The archive was built in 1971 using groundbreaking techniques to assure that historical documents could be preserved in a cool environment. Upon completion it became the store for archival material, some of which dated back to the Middle Ages.
But it collapsed suddenly on March 3rd 2009, pulling down two adjacent buildings with it. While construction workers were able to alert archivists and visitors to the building, two young men who were sleeping in the adjacent buildings were buried in the rubble and died.
Most of the archival material could eventually be recovered and repaired.
Prosecutors charge that the collapse was caused by a building error during construction of an U-Bahn station under the archive, which occurred in 2005.

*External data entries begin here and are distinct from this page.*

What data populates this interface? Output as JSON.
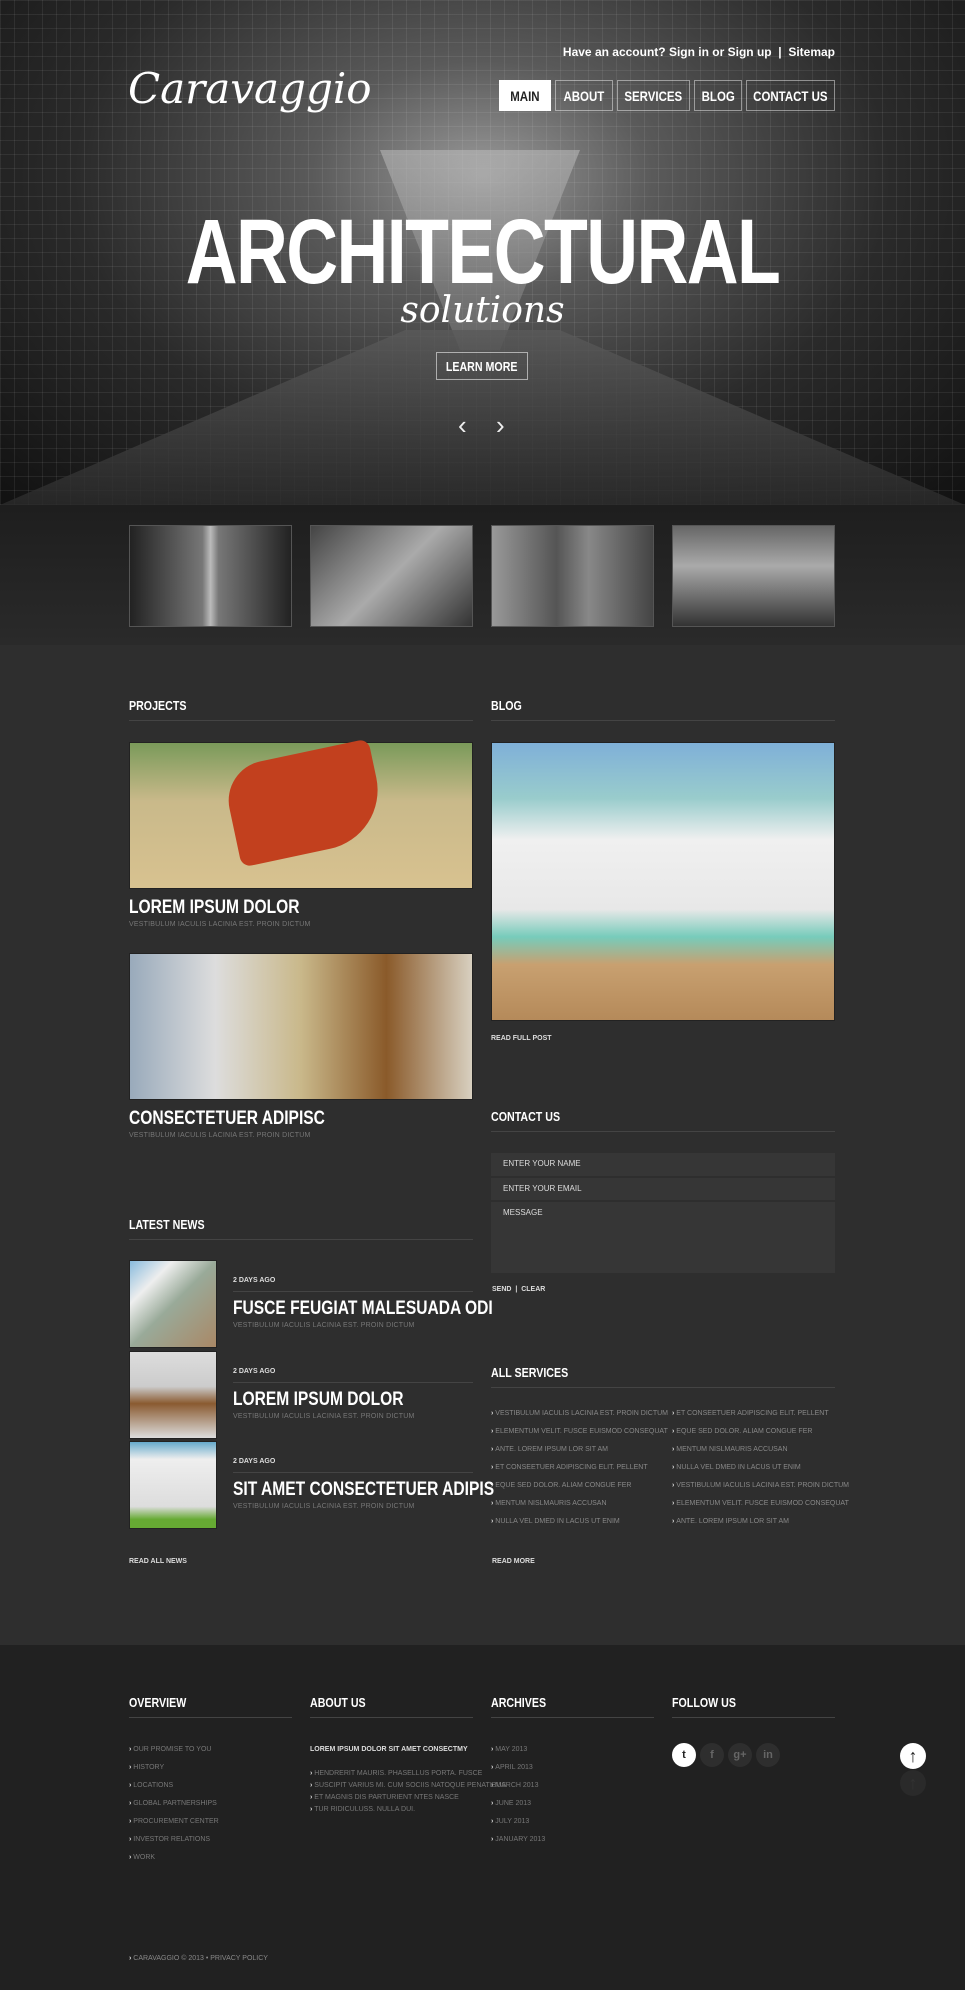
{
  "header": {
    "account_text": "Have an account? Sign in or Sign up",
    "sitemap": "Sitemap",
    "logo": "Caravaggio",
    "nav": [
      "MAIN",
      "ABOUT",
      "SERVICES",
      "BLOG",
      "CONTACT US"
    ]
  },
  "hero": {
    "title": "ARCHITECTURAL",
    "subtitle": "solutions",
    "button": "LEARN MORE",
    "prev": "‹",
    "next": "›"
  },
  "projects": {
    "heading": "PROJECTS",
    "items": [
      {
        "title": "LOREM IPSUM DOLOR",
        "subtitle": "VESTIBULUM IACULIS LACINIA EST. PROIN DICTUM"
      },
      {
        "title": "CONSECTETUER ADIPISC",
        "subtitle": "VESTIBULUM IACULIS LACINIA EST. PROIN DICTUM"
      }
    ]
  },
  "blog": {
    "heading": "BLOG",
    "read_more": "READ FULL POST"
  },
  "contact": {
    "heading": "CONTACT US",
    "name_placeholder": "ENTER YOUR NAME",
    "email_placeholder": "ENTER YOUR EMAIL",
    "message_placeholder": "MESSAGE",
    "send": "SEND",
    "separator": "|",
    "clear": "CLEAR"
  },
  "news": {
    "heading": "LATEST NEWS",
    "read_all": "READ ALL NEWS",
    "items": [
      {
        "date": "2 DAYS AGO",
        "title": "FUSCE FEUGIAT MALESUADA ODI",
        "subtitle": "VESTIBULUM IACULIS LACINIA EST. PROIN DICTUM"
      },
      {
        "date": "2 DAYS AGO",
        "title": "LOREM IPSUM DOLOR",
        "subtitle": "VESTIBULUM IACULIS LACINIA EST. PROIN DICTUM"
      },
      {
        "date": "2 DAYS AGO",
        "title": "SIT AMET CONSECTETUER ADIPIS",
        "subtitle": "VESTIBULUM IACULIS LACINIA EST. PROIN DICTUM"
      }
    ]
  },
  "services": {
    "heading": "ALL SERVICES",
    "read_more": "READ MORE",
    "left": [
      "VESTIBULUM IACULIS LACINIA EST. PROIN DICTUM",
      "ELEMENTUM VELIT. FUSCE EUISMOD CONSEQUAT",
      "ANTE. LOREM IPSUM LOR SIT AM",
      "ET CONSEETUER ADIPISCING ELIT. PELLENT",
      "EQUE SED DOLOR. ALIAM CONGUE FER",
      "MENTUM NISLMAURIS ACCUSAN",
      "NULLA VEL DMED IN LACUS UT ENIM"
    ],
    "right": [
      "ET CONSEETUER ADIPISCING ELIT. PELLENT",
      "EQUE SED DOLOR. ALIAM CONGUE FER",
      "MENTUM NISLMAURIS ACCUSAN",
      "NULLA VEL DMED IN LACUS UT ENIM",
      "VESTIBULUM IACULIS LACINIA EST. PROIN DICTUM",
      "ELEMENTUM VELIT. FUSCE EUISMOD CONSEQUAT",
      "ANTE. LOREM IPSUM LOR SIT AM"
    ]
  },
  "footer": {
    "overview": {
      "heading": "OVERVIEW",
      "items": [
        "OUR PROMISE TO YOU",
        "HISTORY",
        "LOCATIONS",
        "GLOBAL PARTNERSHIPS",
        "PROCUREMENT CENTER",
        "INVESTOR RELATIONS",
        "WORK"
      ]
    },
    "about": {
      "heading": "ABOUT US",
      "lead": "LOREM IPSUM DOLOR SIT AMET CONSECTMY",
      "lines": [
        "HENDRERIT MAURIS. PHASELLUS PORTA. FUSCE",
        "SUSCIPIT VARIUS MI. CUM SOCIIS NATOQUE PENATIBUS",
        "ET MAGNIS DIS PARTURIENT NTES NASCE",
        "TUR RIDICULUSS. NULLA DUI."
      ]
    },
    "archives": {
      "heading": "ARCHIVES",
      "items": [
        "MAY 2013",
        "APRIL 2013",
        "MARCH 2013",
        "JUNE 2013",
        "JULY 2013",
        "JANUARY 2013"
      ]
    },
    "follow": {
      "heading": "FOLLOW US",
      "icons": [
        "twitter-icon",
        "facebook-icon",
        "google-plus-icon",
        "linkedin-icon"
      ],
      "glyphs": [
        "t",
        "f",
        "g+",
        "in"
      ]
    },
    "copyright": "CARAVAGGIO © 2013 • PRIVACY POLICY",
    "to_top": "↑"
  }
}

Lead prosecutor Torsten Elschenbroich described on Wednesday how the builders came across an enormous boulder when they were trying to hollow out the space for the station. The boulder lay in an area of the site where a concrete wall was to be built. Repeated attempts to break it apart failed, so under immense time pressure, the foreman decided to build around it.
According to Elschenbroich, the foreman neither reported the boulder to his seniors nor recorded it in the construction log book.
The decision proved to be fatal though, according to prosecutors. Pressure built up at the spot where the boulder was until, four years later, the structure couldn't take the weight anymore, and water gravel and earth broke through and started flooding into the construction site.
Alongside the foreman in court on Wednesday were four more defendants, some employees of the construction company, others city officials.
Prosecutors charge that they failed to spot the mistakes which led to the collapse. Elschenbroich said there had been “countless failures” in the oversight of the project.
The building company has denied that it could have foreseen the collapse though. It argues that it came about due to a “hydraulic heave”, a natural occurrence which no one could have been prepared for.
Given that it has taken almost nine years for the case to come to trial, there is considerable time pressure on the prosecution to put their case across and convince the judges. Charges of negligent homicide carry a 10-year statute of limitations, meaning that if no judgement is released by March next year, the case will have to be dropped.